Johnston ran in the 1982 NDP leadership convention to succeed Michael Cassidy. He characterized himself as a 'rank-and-file' candidate who was more in tune with the grassroots of the party in contrast with Bob Rae who had the support of leaders in the party and the trade union movement. Johnston received support from the left wing of the party including MPPs Floyd Laughren, Jim Renwick and Ross McClellan. Johnston promoted a strong anti-nuclear stand and was proponent of nationalizing key industries such as the banks, Bell Canada and natural resource companies such as Inco's mining and smelting operations. On February 7, 1982, Rae won on the first ballot with 64.5% of the vote beating Johnston by 844 votes. Johnston was magnanimous in defeat saying of Rae, "a leader with an unparalleled capacity to turn a phrase and turn on a crowd. I will be proud to serve in the Legislature with Bob Rae as my leader."

In the legislature, Johnston served as chair of the NDP caucus and chair of the social development committee during the 1985 to 1987 minority legislature in which the NDP held the balance of power. Johnston, unlike Rae, had originally supported a coalition government with the Liberal Party following the election of 1985.

In 1983, Johnston moved a resolution to declare Ontario a nuclear weapons-free zone but it was defeated, a decision that moved him to tears. In 1987 he introduced a private members bill on the same issue and it was passed with support of all three parties. Only 2 Liberals and 7 Conservatives opposed it. He travelled to Nicaragua to help build a school and medical facility. In 1987, he presented a report to the legislature, Toward a New Ontario, which recommended an overhaul of the existing social assistance system.

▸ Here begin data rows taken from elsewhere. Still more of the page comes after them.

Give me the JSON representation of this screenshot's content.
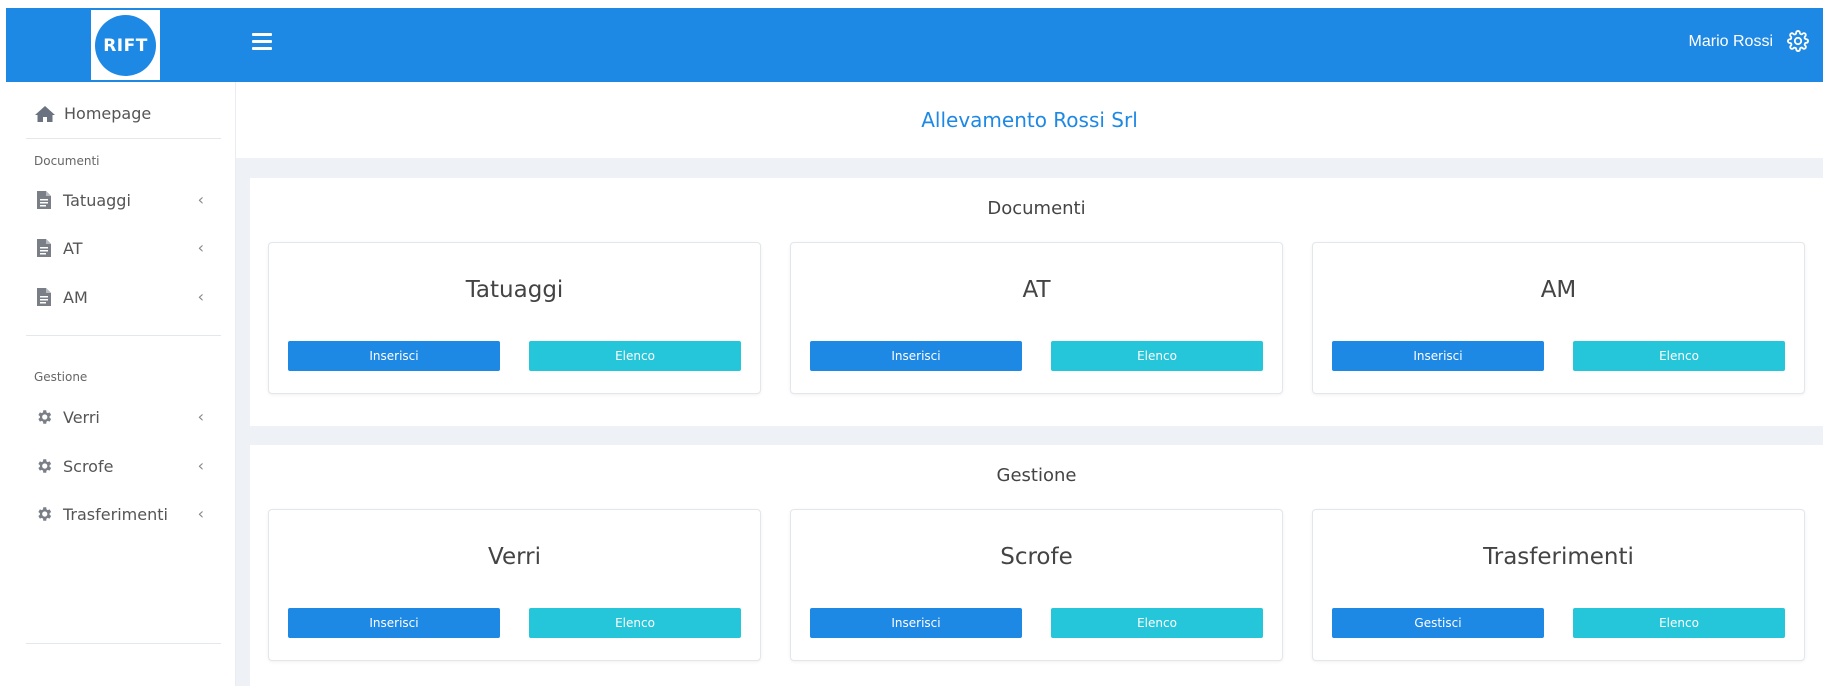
{
  "brand": {
    "logo_text": "RIFT"
  },
  "topbar": {
    "user_name": "Mario Rossi"
  },
  "sidebar": {
    "home_label": "Homepage",
    "sections": [
      {
        "title": "Documenti",
        "items": [
          {
            "label": "Tatuaggi",
            "icon": "file-icon"
          },
          {
            "label": "AT",
            "icon": "file-icon"
          },
          {
            "label": "AM",
            "icon": "file-icon"
          }
        ]
      },
      {
        "title": "Gestione",
        "items": [
          {
            "label": "Verri",
            "icon": "gear-icon"
          },
          {
            "label": "Scrofe",
            "icon": "gear-icon"
          },
          {
            "label": "Trasferimenti",
            "icon": "gear-icon"
          }
        ]
      }
    ],
    "chevron": "‹"
  },
  "main": {
    "page_title": "Allevamento Rossi Srl",
    "panels": [
      {
        "title": "Documenti",
        "cards": [
          {
            "title": "Tatuaggi",
            "primary": "Inserisci",
            "secondary": "Elenco"
          },
          {
            "title": "AT",
            "primary": "Inserisci",
            "secondary": "Elenco"
          },
          {
            "title": "AM",
            "primary": "Inserisci",
            "secondary": "Elenco"
          }
        ]
      },
      {
        "title": "Gestione",
        "cards": [
          {
            "title": "Verri",
            "primary": "Inserisci",
            "secondary": "Elenco"
          },
          {
            "title": "Scrofe",
            "primary": "Inserisci",
            "secondary": "Elenco"
          },
          {
            "title": "Trasferimenti",
            "primary": "Gestisci",
            "secondary": "Elenco"
          }
        ]
      }
    ]
  },
  "colors": {
    "primary": "#1e88e5",
    "info": "#26c6da",
    "background": "#eef1f5"
  }
}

In 1990, Johnston decided to retire from politics. He said that after suffering a heart attack in 1984 he wanted to pursue a career that was easier on his health.

==After politics==
Following his departure from politics, Johnston returned to academia serving as chair of the Ontario Council of Regents for the Ontario Colleges of Applied Arts and Technology from 1991 to 1995. He then served as president of the First Nations Technical Institute on the Tyendinaga Mohawk Territory from 1995 until 1998 as well as a member of Trent University's board of directors. Johnston served as president of Centennial College in Scarborough from 1998 until 2004.

In 1995 Johnston and his spouse purchased a farm 5 km West of Wellington in Prince Edward County, Ontario. They started By Chadsey's Cairns, one of the original wineries founded in "The County" in the 1990s, and continue to run the operation to this day.

In 2006, he was appointed to the board of trustees for OPSEU's pension trust.